Essential thrombocythaemia (ET) occurs when too many platelets are made.

Essential thrombocythaemia (previously known as primary thrombocythaemia) is a rare blood disorder that occurs when the bone marrow makes more platelets than the body needs. Platelets are needed to help the blood clot, but in people with ET, their overproduction means they don’t work properly. This results in serious complications like thrombosis – where excess platelets cause a blood clot that blocks a vein or an artery and stops blood flowing, or excess bleeding (due to the platelets not functioning properly). Although it’s platelets that are mostly affected, red blood cells and white blood cells may also be involved. It’s a condition that slowly gets worse over time.


Learn more about the role of bone marrow and stem cells.




A cross section of bone (marrow)

Bone marrow is the soft, spongy tissue that fills the inner cavities of the bone. It’s where red blood cells, white blood cells and platelets are formed. It also contains fluid, blood vessels and fat.

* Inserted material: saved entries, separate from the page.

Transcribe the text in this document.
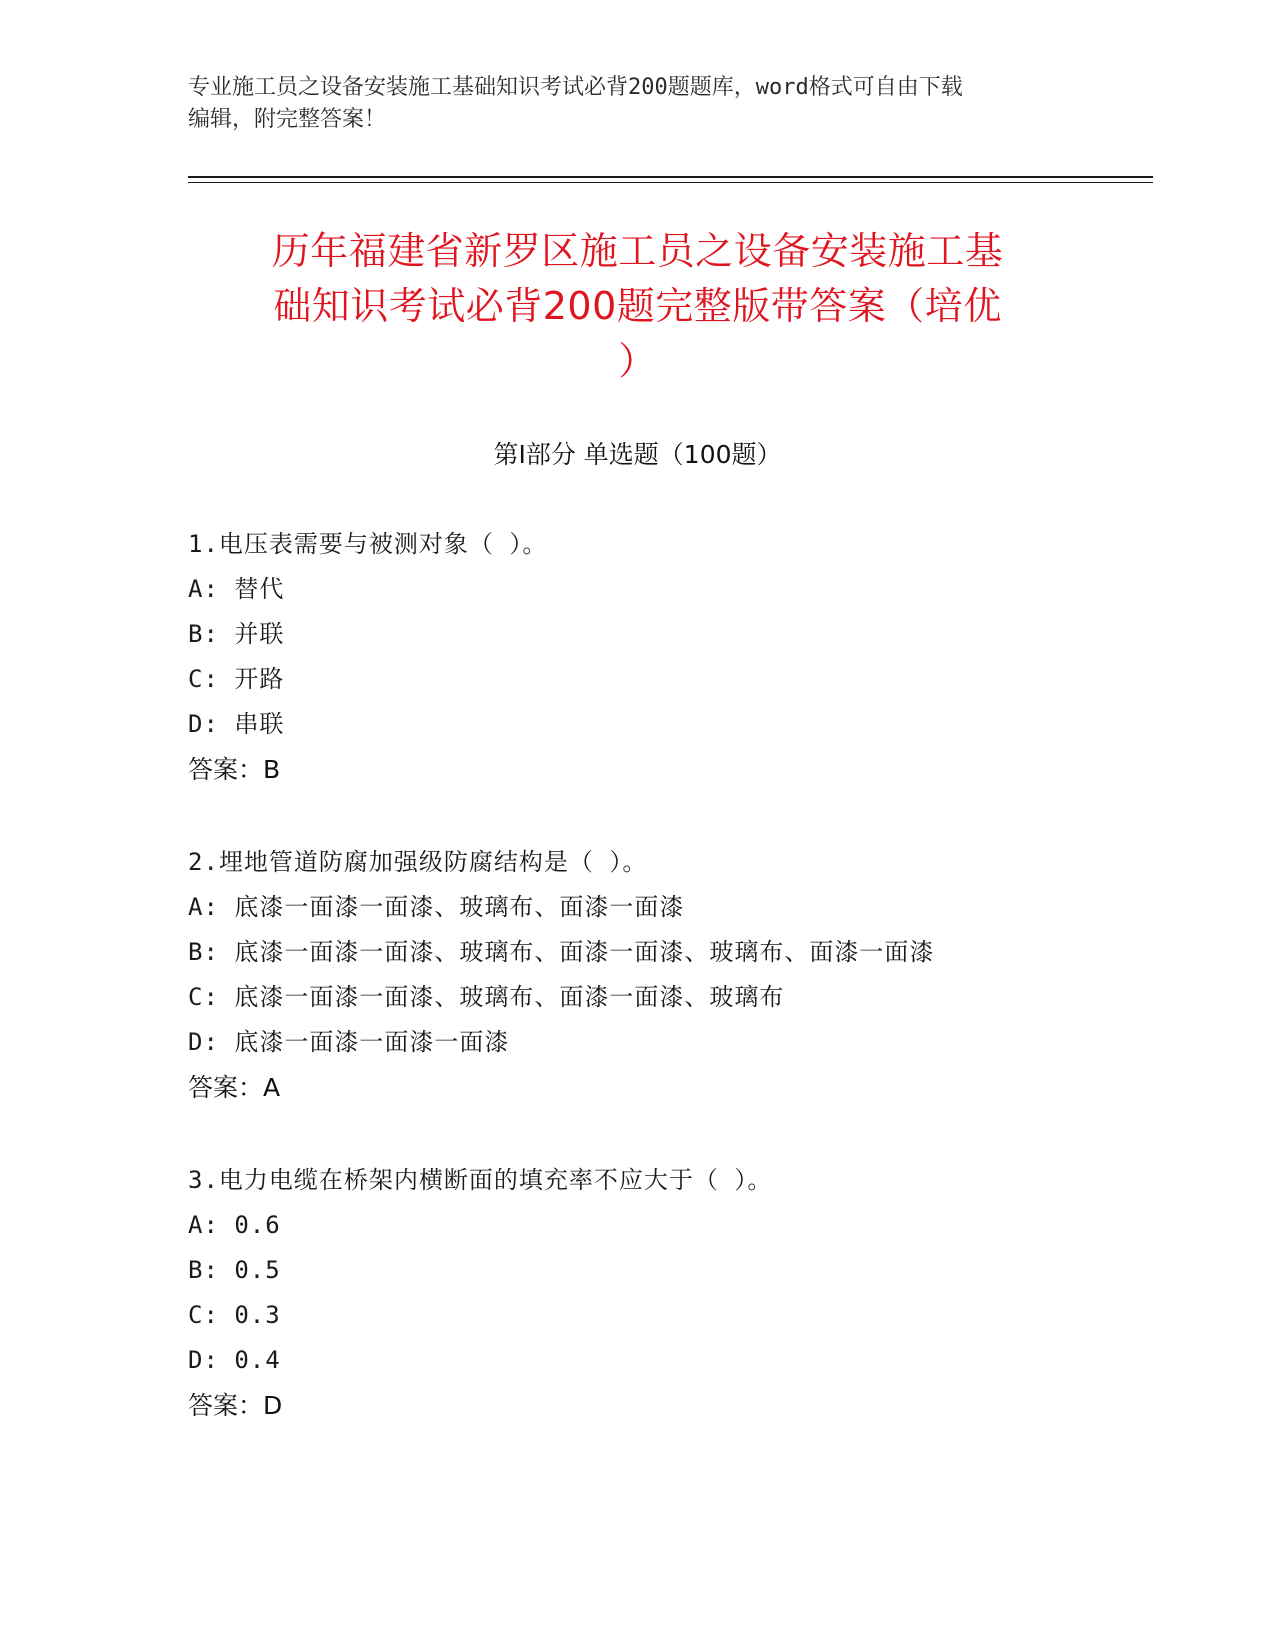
专业施工员之设备安装施工基础知识考试必背200题题库，word格式可自由下载
编辑，附完整答案！
历年福建省新罗区施工员之设备安装施工基
础知识考试必背200题完整版带答案（培优
）
第Ⅰ部分 单选题（100题）
1.电压表需要与被测对象（ ）。
A: 替代
B: 并联
C: 开路
D: 串联
答案：B
2.埋地管道防腐加强级防腐结构是（ ）。
A: 底漆一面漆一面漆、玻璃布、面漆一面漆
B: 底漆一面漆一面漆、玻璃布、面漆一面漆、玻璃布、面漆一面漆
C: 底漆一面漆一面漆、玻璃布、面漆一面漆、玻璃布
D: 底漆一面漆一面漆一面漆
答案：A
3.电力电缆在桥架内横断面的填充率不应大于（ ）。
A: 0.6
B: 0.5
C: 0.3
D: 0.4
答案：D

The bone marrow is either red or yellow. When we are born, we only have red marrow, which is responsible for creating new blood cells. As we get older, some of the red marrow is replaced by yellow marrow, which is largely fat. A healthy adult has both red and yellow marrow.

ET is most common among those over the age of 60, though it does sometimes affect younger people, more often women under the age of 40. The average age at diagnosis is between 65 and 70 years. It’s more common among women, with two women diagnosed for every man.


How rare is essential thrombocythaemia?

The annual incidence of ET is between 1.5 and 3 cases per 100,000 people. ET can occur at any age, (although rarely in children); however, most patients are diagnosed between 50-70 years. essential thrombocythaemia (ET) affects men and women in relatively equal numbers.